The Traveler (Efren Ramirez) has some tales to tell El Paso police in the Latino-themed horror, comedy anthology "Satanic Hispanics."
The Traveler (Efren Ramirez) has some tales to tell El Paso police in the Latino-themed horror, comedy anthology "Satanic Hispanics."

The short films, which are in English and Spanish, range from the ghostly gore of "También Lo Vi" (I also saw it) to the goofy "El Vampiro" in settings from Argentina to inside an El Paso police station by directors Alejandro Brugués, Mike Mendez, Demián Rugna, Gigi Saul Guerrero and Eduardo Sánchez.

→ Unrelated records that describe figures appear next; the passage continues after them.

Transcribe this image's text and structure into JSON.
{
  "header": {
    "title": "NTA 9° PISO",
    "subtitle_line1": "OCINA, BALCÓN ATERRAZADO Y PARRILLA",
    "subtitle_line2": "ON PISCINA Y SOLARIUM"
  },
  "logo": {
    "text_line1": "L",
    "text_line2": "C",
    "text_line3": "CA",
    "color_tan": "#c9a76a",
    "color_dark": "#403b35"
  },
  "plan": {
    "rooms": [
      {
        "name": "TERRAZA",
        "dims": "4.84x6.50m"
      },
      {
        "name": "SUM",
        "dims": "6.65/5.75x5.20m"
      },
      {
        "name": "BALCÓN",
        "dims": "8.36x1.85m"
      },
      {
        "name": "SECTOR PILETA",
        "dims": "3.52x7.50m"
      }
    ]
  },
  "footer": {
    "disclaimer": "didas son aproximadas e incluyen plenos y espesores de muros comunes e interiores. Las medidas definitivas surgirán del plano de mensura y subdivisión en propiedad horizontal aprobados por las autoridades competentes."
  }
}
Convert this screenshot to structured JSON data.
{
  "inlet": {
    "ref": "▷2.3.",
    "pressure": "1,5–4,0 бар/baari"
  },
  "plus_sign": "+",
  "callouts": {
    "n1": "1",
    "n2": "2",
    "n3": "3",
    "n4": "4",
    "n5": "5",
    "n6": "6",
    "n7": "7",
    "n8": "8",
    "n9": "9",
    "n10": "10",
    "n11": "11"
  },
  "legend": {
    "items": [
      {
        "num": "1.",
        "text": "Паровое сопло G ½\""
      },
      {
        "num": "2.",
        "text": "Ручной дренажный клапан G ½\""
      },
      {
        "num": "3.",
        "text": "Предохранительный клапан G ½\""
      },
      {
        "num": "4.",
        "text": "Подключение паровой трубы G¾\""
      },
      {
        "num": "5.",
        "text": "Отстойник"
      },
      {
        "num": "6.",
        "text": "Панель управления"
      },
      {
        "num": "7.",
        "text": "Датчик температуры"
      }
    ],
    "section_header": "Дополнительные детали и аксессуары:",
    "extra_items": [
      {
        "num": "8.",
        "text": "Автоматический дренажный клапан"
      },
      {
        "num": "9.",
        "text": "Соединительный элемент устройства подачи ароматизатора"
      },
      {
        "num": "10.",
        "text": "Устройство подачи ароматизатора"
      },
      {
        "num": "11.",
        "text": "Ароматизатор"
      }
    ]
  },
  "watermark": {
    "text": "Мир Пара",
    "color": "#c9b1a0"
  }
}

The movie also stars actor Jacob Vargas as an antique dealer known as "El Jefe" in a dark comedy segment titled "The Hammer of Zanzibar." Native El Pasoan Lombardo Boyar is featured as a police officer. The movie does not show any actual El Paso scenery.

The film has what could be called a B-movie quality and has received mixed reviews. It had an 88% freshness rating Thursday on the Rotten Tomatoes movie review website.

A New York Times critic said the horror anthology failed to live up to its promise, while a review on RogerEbert.com gave the movie only two stars and described it as uneven and underwhelming.

In addition to "Satanic Hispanics," El Paso is having quite a current showing at movie theaters with Sun City-associated films such as the biopic of the Borderland luchador exotico "Cassandro" and "Aristotle and Dante Discover the Secrets of the Universe," the film adaptation of the young adult novel by El Paso author and poet Benjamin Alire Sáenz.

There is also "Blue Beetle" about the DC superhero from El Paso in the comic books but who in the movie only lives on "El Paso Street" in the fictional Miami-esque Palmera City.

"Satanic Hispanics" is rated R with a 1 hour 45 minutes running time.